To catch up with our Lent journey, check out this post that explains our practice.


“The Lord is my shepherd; I have all that I need.”

Psalm 23:1, NLT


This last year was a year of learning to ask for help. I confess this isn’t something that comes naturally to me. I tend to be someone who defaults to control. How can I carry all the things and manage all the variables? Sometimes it is easy to live into the illusion that I can craft a sphere of self-sufficiency. The refrain becomes “I’ve got this”. I forget to let God be God, and simultaneously sideline community.


In many ways it took being confronted by my own weakness, my own human frailty, to see all the ways that I’ve grasped for control. Life circumstances meant the breakdown of self-reliance. It became clear that I couldn’t do it all on my own. Of course, this has always been true, but it laid bare the pervasiveness of a mentality of self-sufficiency. When areas of life felt like they could no longer be controlled, I had to learn the way of being instead of doing. Be in God’s presence and receive his love and wisdom. The first step in moving towards life was acknowledging my need and bringing it to God in surrender.


We are created as finite creatures and there is a dependency upon God that is good and beautiful. It is here in the awareness of this reality that life is found. In coming to God in prayer there is movement from self-reliance to vulnerability and intimacy. For me, it was learning to further trust in the goodness of God. Learning to invite other people in. Replacing isolation with relationship and striving with rest. God has a better way that doesn’t involve mustering up the strength to do things on my own, instead it is a way of peace and richness of relationship.

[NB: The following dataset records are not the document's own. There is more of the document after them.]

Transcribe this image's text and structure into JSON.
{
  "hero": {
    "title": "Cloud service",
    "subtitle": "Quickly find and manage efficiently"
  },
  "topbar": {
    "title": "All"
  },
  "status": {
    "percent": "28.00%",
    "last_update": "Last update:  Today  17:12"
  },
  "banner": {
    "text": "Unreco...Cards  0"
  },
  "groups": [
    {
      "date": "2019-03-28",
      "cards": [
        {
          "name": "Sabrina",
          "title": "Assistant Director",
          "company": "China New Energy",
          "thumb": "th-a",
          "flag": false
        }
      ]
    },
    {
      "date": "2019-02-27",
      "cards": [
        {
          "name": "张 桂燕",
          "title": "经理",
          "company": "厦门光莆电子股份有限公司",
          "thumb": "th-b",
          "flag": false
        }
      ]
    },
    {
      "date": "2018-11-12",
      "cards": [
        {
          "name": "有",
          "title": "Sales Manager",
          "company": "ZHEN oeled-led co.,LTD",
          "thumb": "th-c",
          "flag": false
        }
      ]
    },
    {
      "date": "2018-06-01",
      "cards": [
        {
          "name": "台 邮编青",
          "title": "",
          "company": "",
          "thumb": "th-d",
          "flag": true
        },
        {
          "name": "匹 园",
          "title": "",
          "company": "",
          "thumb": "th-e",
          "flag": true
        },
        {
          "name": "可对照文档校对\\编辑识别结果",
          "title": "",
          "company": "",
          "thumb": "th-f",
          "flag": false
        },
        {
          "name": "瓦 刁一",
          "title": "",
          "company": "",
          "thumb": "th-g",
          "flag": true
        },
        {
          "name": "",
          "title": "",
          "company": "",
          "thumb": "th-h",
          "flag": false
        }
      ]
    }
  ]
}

Jesus doesn’t call us to be without lack or have it all figured out before approaching him. Rather it is in those very things the unfinished, unknown, the heavy, the comfortable and the uncomfortable that he calls us to lay down at his feet. It’s a moment-by-moment acknowledgment that he is our good shepherd, and we have all that we need in him.


 

READ

Psalm 23


REFLECT

Invite the Holy Spirit into your reflections and welcome the voice of Jesus to help you answer these questions.

1. How is the fear of death showing up in my life as control?

2. What lies am I believing about myself, others, or God that contribute to this fear?


RESPOND

Make confession.

Jesus, I surrender control to you and agree that surrender is the better pathway to life in you.

I renounce the lie that _____________________________________.


Now, choose repentance by turning toward God.

Today I choose to turn away from control and turn toward surrender.


Walk in repentance by turning towards others.

Jesus, who is someone that has been affected by the ways that control has expressed itself in my life? How can I be a person of life towards them by walking in surrender?


RECEIVE

Spend some time listening for the voice of Jesus and receiving his mercy and grace.

What gifts of life do you want to give me in exchange for the fear of death that causes me to turn to control to feel safe?


FAST

As a way of living into your repentance, consider fasting from radio, podcasts, and music. We have constant noise going on in our world, and yet God comes in the still small whisper. What if you were to take a week without constant noise to just let

yourself sit in the silence, to be still before God, and to be present to him in the moment?